First, the thank yous
In the first days of the disaster, Jason Camp of VHosting worked tirelessly trying to get bubba to come back from the dead. To no avail, unfortunately, but both for that, and for all the great support he's given us for the past year-and-a-few-months, I am eternally in his debt.
Voxel.net stepped in with an offer of new hardware and redundant cluster hosting, so that future single-machine failures won't have this kind of effect. It was a scheme we've been wanting to pursue for a while, and they have a lot of experience with highly-available server clusters, so we jumped on that. They have worked tirelessly, and provided probably the best support I've ever seen anywhere in getting this new setup going. And it has not been an easy road.
Specifically, I have to thank Raj, Voxel's President, who went so far as to call me from Singapore, where he's on vacation, to let me know what the status of the project was. Andres, who wrestled with LVS last night until 6AM, finally getting it to work properly, and Jim, who put in similarly long hours and great effort overcoming what has surely been the most problem-ridden installation in history.

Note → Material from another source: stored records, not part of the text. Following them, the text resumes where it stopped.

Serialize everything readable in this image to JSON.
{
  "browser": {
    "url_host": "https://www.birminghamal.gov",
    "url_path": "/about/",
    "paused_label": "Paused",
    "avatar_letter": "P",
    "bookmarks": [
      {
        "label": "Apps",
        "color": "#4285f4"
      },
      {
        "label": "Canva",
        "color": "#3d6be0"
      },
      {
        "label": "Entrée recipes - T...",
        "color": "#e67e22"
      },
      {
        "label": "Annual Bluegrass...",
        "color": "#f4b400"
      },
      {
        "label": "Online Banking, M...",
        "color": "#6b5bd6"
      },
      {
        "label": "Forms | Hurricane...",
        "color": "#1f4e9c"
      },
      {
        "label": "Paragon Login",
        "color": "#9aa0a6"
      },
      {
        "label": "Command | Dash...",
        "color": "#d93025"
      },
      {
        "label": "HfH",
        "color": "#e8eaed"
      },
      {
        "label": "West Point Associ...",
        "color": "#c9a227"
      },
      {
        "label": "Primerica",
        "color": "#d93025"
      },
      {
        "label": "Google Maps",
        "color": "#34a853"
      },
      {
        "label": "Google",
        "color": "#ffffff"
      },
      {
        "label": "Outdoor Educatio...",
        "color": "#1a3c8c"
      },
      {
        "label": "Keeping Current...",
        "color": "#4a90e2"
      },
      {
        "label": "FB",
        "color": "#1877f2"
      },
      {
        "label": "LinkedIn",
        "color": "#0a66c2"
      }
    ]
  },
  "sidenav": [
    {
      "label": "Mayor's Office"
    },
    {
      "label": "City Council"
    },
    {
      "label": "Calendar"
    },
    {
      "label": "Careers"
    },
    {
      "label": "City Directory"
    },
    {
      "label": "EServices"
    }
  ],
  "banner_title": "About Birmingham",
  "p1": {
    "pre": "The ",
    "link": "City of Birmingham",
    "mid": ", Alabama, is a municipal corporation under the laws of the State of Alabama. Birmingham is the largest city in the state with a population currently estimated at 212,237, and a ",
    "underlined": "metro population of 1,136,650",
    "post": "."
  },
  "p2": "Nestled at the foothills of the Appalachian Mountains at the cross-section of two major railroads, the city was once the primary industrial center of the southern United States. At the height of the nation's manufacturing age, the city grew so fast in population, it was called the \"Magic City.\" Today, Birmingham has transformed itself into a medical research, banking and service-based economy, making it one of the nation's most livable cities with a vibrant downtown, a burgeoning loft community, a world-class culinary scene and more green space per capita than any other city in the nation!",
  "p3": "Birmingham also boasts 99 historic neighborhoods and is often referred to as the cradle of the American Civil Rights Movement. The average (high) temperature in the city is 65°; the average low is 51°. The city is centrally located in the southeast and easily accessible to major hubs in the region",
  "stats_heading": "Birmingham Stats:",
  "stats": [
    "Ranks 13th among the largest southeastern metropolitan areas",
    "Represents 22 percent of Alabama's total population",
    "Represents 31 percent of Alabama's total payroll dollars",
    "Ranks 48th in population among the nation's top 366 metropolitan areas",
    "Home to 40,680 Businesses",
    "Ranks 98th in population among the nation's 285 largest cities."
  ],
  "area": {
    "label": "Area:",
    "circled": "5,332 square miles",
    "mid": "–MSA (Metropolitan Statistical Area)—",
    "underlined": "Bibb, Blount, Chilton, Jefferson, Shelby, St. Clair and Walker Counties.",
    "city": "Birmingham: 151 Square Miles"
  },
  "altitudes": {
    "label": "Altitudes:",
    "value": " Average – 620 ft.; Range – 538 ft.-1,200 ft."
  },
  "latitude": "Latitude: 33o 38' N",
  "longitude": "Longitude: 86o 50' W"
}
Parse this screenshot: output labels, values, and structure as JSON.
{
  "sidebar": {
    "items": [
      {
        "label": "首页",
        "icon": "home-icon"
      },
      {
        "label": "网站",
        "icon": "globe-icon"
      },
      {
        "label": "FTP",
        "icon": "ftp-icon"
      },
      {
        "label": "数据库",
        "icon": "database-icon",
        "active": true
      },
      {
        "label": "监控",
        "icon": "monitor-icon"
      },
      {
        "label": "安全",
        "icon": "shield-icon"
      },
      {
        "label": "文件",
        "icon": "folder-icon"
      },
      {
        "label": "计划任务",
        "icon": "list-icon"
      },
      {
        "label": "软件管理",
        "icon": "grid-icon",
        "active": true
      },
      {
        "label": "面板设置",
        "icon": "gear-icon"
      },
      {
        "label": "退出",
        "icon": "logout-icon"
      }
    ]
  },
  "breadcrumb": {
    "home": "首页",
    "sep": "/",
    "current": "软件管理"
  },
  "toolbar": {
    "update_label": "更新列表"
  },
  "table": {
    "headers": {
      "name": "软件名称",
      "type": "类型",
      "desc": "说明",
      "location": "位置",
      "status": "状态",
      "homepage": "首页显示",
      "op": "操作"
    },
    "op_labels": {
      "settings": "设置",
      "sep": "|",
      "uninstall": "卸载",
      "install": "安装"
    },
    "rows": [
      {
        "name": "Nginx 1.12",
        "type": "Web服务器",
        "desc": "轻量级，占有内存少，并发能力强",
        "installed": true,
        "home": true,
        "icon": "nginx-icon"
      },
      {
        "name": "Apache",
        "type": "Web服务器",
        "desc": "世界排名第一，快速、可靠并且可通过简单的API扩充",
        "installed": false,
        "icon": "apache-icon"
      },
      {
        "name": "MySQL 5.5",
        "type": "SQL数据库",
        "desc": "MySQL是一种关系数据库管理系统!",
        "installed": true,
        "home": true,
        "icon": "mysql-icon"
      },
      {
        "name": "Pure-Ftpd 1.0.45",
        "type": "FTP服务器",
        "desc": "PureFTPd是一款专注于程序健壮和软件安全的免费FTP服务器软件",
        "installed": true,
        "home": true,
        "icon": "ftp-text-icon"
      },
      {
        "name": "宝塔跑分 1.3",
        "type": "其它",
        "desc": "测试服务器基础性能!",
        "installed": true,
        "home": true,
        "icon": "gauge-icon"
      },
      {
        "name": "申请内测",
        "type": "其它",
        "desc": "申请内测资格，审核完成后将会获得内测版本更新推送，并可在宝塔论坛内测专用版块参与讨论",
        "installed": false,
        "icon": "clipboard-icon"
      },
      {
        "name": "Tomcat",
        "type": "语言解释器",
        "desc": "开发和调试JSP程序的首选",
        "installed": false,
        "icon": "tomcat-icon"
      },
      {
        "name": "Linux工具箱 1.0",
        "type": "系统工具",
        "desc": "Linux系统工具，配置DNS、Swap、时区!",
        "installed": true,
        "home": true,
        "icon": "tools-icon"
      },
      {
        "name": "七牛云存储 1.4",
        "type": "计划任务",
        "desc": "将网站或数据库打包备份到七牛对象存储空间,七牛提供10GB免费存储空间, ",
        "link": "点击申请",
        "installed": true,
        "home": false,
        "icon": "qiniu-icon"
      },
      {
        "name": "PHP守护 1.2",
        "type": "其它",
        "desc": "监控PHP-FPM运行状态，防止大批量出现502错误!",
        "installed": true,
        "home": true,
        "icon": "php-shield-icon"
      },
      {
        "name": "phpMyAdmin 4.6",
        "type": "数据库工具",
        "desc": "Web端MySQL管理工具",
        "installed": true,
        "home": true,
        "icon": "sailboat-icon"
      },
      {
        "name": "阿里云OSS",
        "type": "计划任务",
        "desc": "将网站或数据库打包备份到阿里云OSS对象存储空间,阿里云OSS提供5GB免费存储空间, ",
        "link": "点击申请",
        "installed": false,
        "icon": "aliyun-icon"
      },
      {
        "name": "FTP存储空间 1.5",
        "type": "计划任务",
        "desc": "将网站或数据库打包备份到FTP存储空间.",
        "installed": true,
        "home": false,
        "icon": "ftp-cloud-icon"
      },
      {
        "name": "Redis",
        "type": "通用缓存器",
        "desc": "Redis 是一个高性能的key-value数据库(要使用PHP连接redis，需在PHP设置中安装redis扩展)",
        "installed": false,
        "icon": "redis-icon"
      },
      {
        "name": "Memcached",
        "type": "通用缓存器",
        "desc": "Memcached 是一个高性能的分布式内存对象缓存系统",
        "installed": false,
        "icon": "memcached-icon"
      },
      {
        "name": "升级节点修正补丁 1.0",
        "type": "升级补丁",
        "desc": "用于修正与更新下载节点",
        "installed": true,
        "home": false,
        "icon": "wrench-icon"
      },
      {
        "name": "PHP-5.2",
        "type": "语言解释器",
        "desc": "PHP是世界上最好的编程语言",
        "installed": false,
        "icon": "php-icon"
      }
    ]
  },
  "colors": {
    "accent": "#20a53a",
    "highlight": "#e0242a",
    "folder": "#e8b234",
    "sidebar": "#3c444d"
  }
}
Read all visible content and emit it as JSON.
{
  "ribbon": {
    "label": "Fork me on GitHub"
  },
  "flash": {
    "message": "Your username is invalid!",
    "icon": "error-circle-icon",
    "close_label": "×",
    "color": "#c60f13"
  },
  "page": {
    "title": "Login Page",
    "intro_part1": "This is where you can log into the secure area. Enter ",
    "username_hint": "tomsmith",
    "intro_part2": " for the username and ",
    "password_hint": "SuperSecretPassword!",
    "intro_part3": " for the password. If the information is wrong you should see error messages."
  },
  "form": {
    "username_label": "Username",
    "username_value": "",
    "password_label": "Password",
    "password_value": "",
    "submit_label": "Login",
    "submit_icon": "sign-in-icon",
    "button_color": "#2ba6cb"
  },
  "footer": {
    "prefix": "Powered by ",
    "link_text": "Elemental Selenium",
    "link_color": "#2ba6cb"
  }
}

Anybody can do something and have it go perfectly right off. What really shows you what people are made of is how they act when everything goes wrong, and these guys are a class act.
Finally, I have to thank our
still-anonymous no longer anonymous (!) friend, el_guapo, at Compaq, who also went to great lengths to rescue our data from bubba's arrays. I'd love to name in if he were to give me permission to do so. But until then, he remains our anonymous friend.
So what's going on now?
Right now, the site is running on a total of three machines. One lightweight box in front is running LVS, which is a Linux load-balancing system. It's splitting requests off to two dual P700s, one of which is running Apache and Scoop, and the other of which is running Apache, Scoop, and MySQL. Both are using the one database, and LVS is configured to favor the scoop-only machine for web connections, to compensate.
All this is because the database machine (formerly known as "hex" for those of you who keep up) is having kernel trouble. Very soon, it will come back online, and there will be a brief outage while we move the database back onto it's own box. Really, it'll be minutes. I promise. ;-)
Once the four-machine cluster is running smoothly, we will be swinging into action to build it up and ensure full redundancy. Promicro Systems, who built the two new Scoop machines we're running on now, is going to become a hardware sponsor, and hook us up with some more new machines, to fill in wherever the current system isn't fault-tolerant. We hope to end up with:
This should bring us to a point where the cluster can expand as needed, and won't be so fragile with respect to hardware failure.
- Two quad Xeon database servers, one live, one mirroring the live one, as a hot spare
- Four Scoop servers, dual P3 class
- Two LVS frontends, one hot-spare which will take over if something happens to the live one
And yes, from now on, we're going to keep backups.